Earlier this summer I found myself engaged in an online discussion about the future of teaching, the question posed as follows: will those schools that do not adapt to the new reality of the internet continue to be sustainable and what is the future of teaching?
The question itself seemed to beg a false either/or choice: embrace the virtual world and survive, or adhere to face-to-face learning and perhaps go the way of the dinosaur. In the headlong drive to take on technology, it seemed to me that a more fundamental question remained unasked and unanswered: what is the goal of education to begin with?
I found myself referencing Sir Thomas More, whose sixteenth-century wisdom still applies: “One of the greatest problems of our time is that many are schooled but few are educated.”
More believed that the goal of education is to “entice the soul to emerge from its cocoon.” This required, he believed, that we be exposed vulnerably to the transformative events of an engaged human life. And at the heart of this transformation is the human encounter.

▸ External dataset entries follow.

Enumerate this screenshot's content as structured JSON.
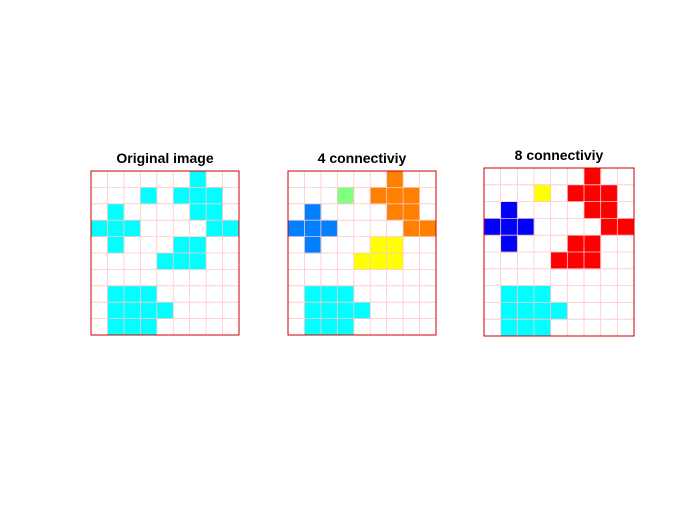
{
  "chart_data": [
    {
      "type": "heatmap",
      "title": "Original image",
      "rows": 10,
      "cols": 9,
      "grid": true,
      "grid_color": "#ffc8c8",
      "frame_color": "#cc0000",
      "background_color": "#ffffff",
      "cells": [
        {
          "row": 0,
          "col": 6,
          "color": "#00ffff"
        },
        {
          "row": 1,
          "col": 3,
          "color": "#00ffff"
        },
        {
          "row": 1,
          "col": 5,
          "color": "#00ffff"
        },
        {
          "row": 1,
          "col": 6,
          "color": "#00ffff"
        },
        {
          "row": 1,
          "col": 7,
          "color": "#00ffff"
        },
        {
          "row": 2,
          "col": 1,
          "color": "#00ffff"
        },
        {
          "row": 2,
          "col": 6,
          "color": "#00ffff"
        },
        {
          "row": 2,
          "col": 7,
          "color": "#00ffff"
        },
        {
          "row": 3,
          "col": 0,
          "color": "#00ffff"
        },
        {
          "row": 3,
          "col": 1,
          "color": "#00ffff"
        },
        {
          "row": 3,
          "col": 2,
          "color": "#00ffff"
        },
        {
          "row": 3,
          "col": 7,
          "color": "#00ffff"
        },
        {
          "row": 3,
          "col": 8,
          "color": "#00ffff"
        },
        {
          "row": 4,
          "col": 1,
          "color": "#00ffff"
        },
        {
          "row": 4,
          "col": 5,
          "color": "#00ffff"
        },
        {
          "row": 4,
          "col": 6,
          "color": "#00ffff"
        },
        {
          "row": 5,
          "col": 4,
          "color": "#00ffff"
        },
        {
          "row": 5,
          "col": 5,
          "color": "#00ffff"
        },
        {
          "row": 5,
          "col": 6,
          "color": "#00ffff"
        },
        {
          "row": 7,
          "col": 1,
          "color": "#00ffff"
        },
        {
          "row": 7,
          "col": 2,
          "color": "#00ffff"
        },
        {
          "row": 7,
          "col": 3,
          "color": "#00ffff"
        },
        {
          "row": 8,
          "col": 1,
          "color": "#00ffff"
        },
        {
          "row": 8,
          "col": 2,
          "color": "#00ffff"
        },
        {
          "row": 8,
          "col": 3,
          "color": "#00ffff"
        },
        {
          "row": 8,
          "col": 4,
          "color": "#00ffff"
        },
        {
          "row": 9,
          "col": 1,
          "color": "#00ffff"
        },
        {
          "row": 9,
          "col": 2,
          "color": "#00ffff"
        },
        {
          "row": 9,
          "col": 3,
          "color": "#00ffff"
        }
      ]
    },
    {
      "type": "heatmap",
      "title": "4 connectiviy",
      "rows": 10,
      "cols": 9,
      "grid": true,
      "grid_color": "#ffc8c8",
      "frame_color": "#cc0000",
      "background_color": "#ffffff",
      "cells": [
        {
          "row": 0,
          "col": 6,
          "color": "#ff8000"
        },
        {
          "row": 1,
          "col": 3,
          "color": "#80ff80"
        },
        {
          "row": 1,
          "col": 5,
          "color": "#ff8000"
        },
        {
          "row": 1,
          "col": 6,
          "color": "#ff8000"
        },
        {
          "row": 1,
          "col": 7,
          "color": "#ff8000"
        },
        {
          "row": 2,
          "col": 1,
          "color": "#0080ff"
        },
        {
          "row": 2,
          "col": 6,
          "color": "#ff8000"
        },
        {
          "row": 2,
          "col": 7,
          "color": "#ff8000"
        },
        {
          "row": 3,
          "col": 0,
          "color": "#0080ff"
        },
        {
          "row": 3,
          "col": 1,
          "color": "#0080ff"
        },
        {
          "row": 3,
          "col": 2,
          "color": "#0080ff"
        },
        {
          "row": 3,
          "col": 7,
          "color": "#ff8000"
        },
        {
          "row": 3,
          "col": 8,
          "color": "#ff8000"
        },
        {
          "row": 4,
          "col": 1,
          "color": "#0080ff"
        },
        {
          "row": 4,
          "col": 5,
          "color": "#ffff00"
        },
        {
          "row": 4,
          "col": 6,
          "color": "#ffff00"
        },
        {
          "row": 5,
          "col": 4,
          "color": "#ffff00"
        },
        {
          "row": 5,
          "col": 5,
          "color": "#ffff00"
        },
        {
          "row": 5,
          "col": 6,
          "color": "#ffff00"
        },
        {
          "row": 7,
          "col": 1,
          "color": "#00ffff"
        },
        {
          "row": 7,
          "col": 2,
          "color": "#00ffff"
        },
        {
          "row": 7,
          "col": 3,
          "color": "#00ffff"
        },
        {
          "row": 8,
          "col": 1,
          "color": "#00ffff"
        },
        {
          "row": 8,
          "col": 2,
          "color": "#00ffff"
        },
        {
          "row": 8,
          "col": 3,
          "color": "#00ffff"
        },
        {
          "row": 8,
          "col": 4,
          "color": "#00ffff"
        },
        {
          "row": 9,
          "col": 1,
          "color": "#00ffff"
        },
        {
          "row": 9,
          "col": 2,
          "color": "#00ffff"
        },
        {
          "row": 9,
          "col": 3,
          "color": "#00ffff"
        }
      ]
    },
    {
      "type": "heatmap",
      "title": "8 connectiviy",
      "rows": 10,
      "cols": 9,
      "grid": true,
      "grid_color": "#ffc8c8",
      "frame_color": "#cc0000",
      "background_color": "#ffffff",
      "cells": [
        {
          "row": 0,
          "col": 6,
          "color": "#ff0000"
        },
        {
          "row": 1,
          "col": 3,
          "color": "#ffff00"
        },
        {
          "row": 1,
          "col": 5,
          "color": "#ff0000"
        },
        {
          "row": 1,
          "col": 6,
          "color": "#ff0000"
        },
        {
          "row": 1,
          "col": 7,
          "color": "#ff0000"
        },
        {
          "row": 2,
          "col": 1,
          "color": "#0000ff"
        },
        {
          "row": 2,
          "col": 6,
          "color": "#ff0000"
        },
        {
          "row": 2,
          "col": 7,
          "color": "#ff0000"
        },
        {
          "row": 3,
          "col": 0,
          "color": "#0000ff"
        },
        {
          "row": 3,
          "col": 1,
          "color": "#0000ff"
        },
        {
          "row": 3,
          "col": 2,
          "color": "#0000ff"
        },
        {
          "row": 3,
          "col": 7,
          "color": "#ff0000"
        },
        {
          "row": 3,
          "col": 8,
          "color": "#ff0000"
        },
        {
          "row": 4,
          "col": 1,
          "color": "#0000ff"
        },
        {
          "row": 4,
          "col": 5,
          "color": "#ff0000"
        },
        {
          "row": 4,
          "col": 6,
          "color": "#ff0000"
        },
        {
          "row": 5,
          "col": 4,
          "color": "#ff0000"
        },
        {
          "row": 5,
          "col": 5,
          "color": "#ff0000"
        },
        {
          "row": 5,
          "col": 6,
          "color": "#ff0000"
        },
        {
          "row": 7,
          "col": 1,
          "color": "#00ffff"
        },
        {
          "row": 7,
          "col": 2,
          "color": "#00ffff"
        },
        {
          "row": 7,
          "col": 3,
          "color": "#00ffff"
        },
        {
          "row": 8,
          "col": 1,
          "color": "#00ffff"
        },
        {
          "row": 8,
          "col": 2,
          "color": "#00ffff"
        },
        {
          "row": 8,
          "col": 3,
          "color": "#00ffff"
        },
        {
          "row": 8,
          "col": 4,
          "color": "#00ffff"
        },
        {
          "row": 9,
          "col": 1,
          "color": "#00ffff"
        },
        {
          "row": 9,
          "col": 2,
          "color": "#00ffff"
        },
        {
          "row": 9,
          "col": 3,
          "color": "#00ffff"
        }
      ]
    }
  ]
}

It seems to me that our challenge as educators has not changed much since the sixteenth century. Like More, I remain firm in my belief that the human encounter is at the heart of a true education; and that encounter requires a skilled and very human teacher. Schools that do this well and bravely will be always relevant and cherished.
We do, however, have more and new ways to engage in meaningful (or meaningless) human encounters.
So for me the question is less whether we adapt or die, but how can we make sense of this “brave new world” of burgeoning technologies to enrich the human encounter, to feed the soul rather than starve it, and to broaden our hearts, minds, spirits, and creativity rather than stultify or commodify them?
Episcopal schools are in an extraordinary position to grapple creatively with these tensions. How will we respond?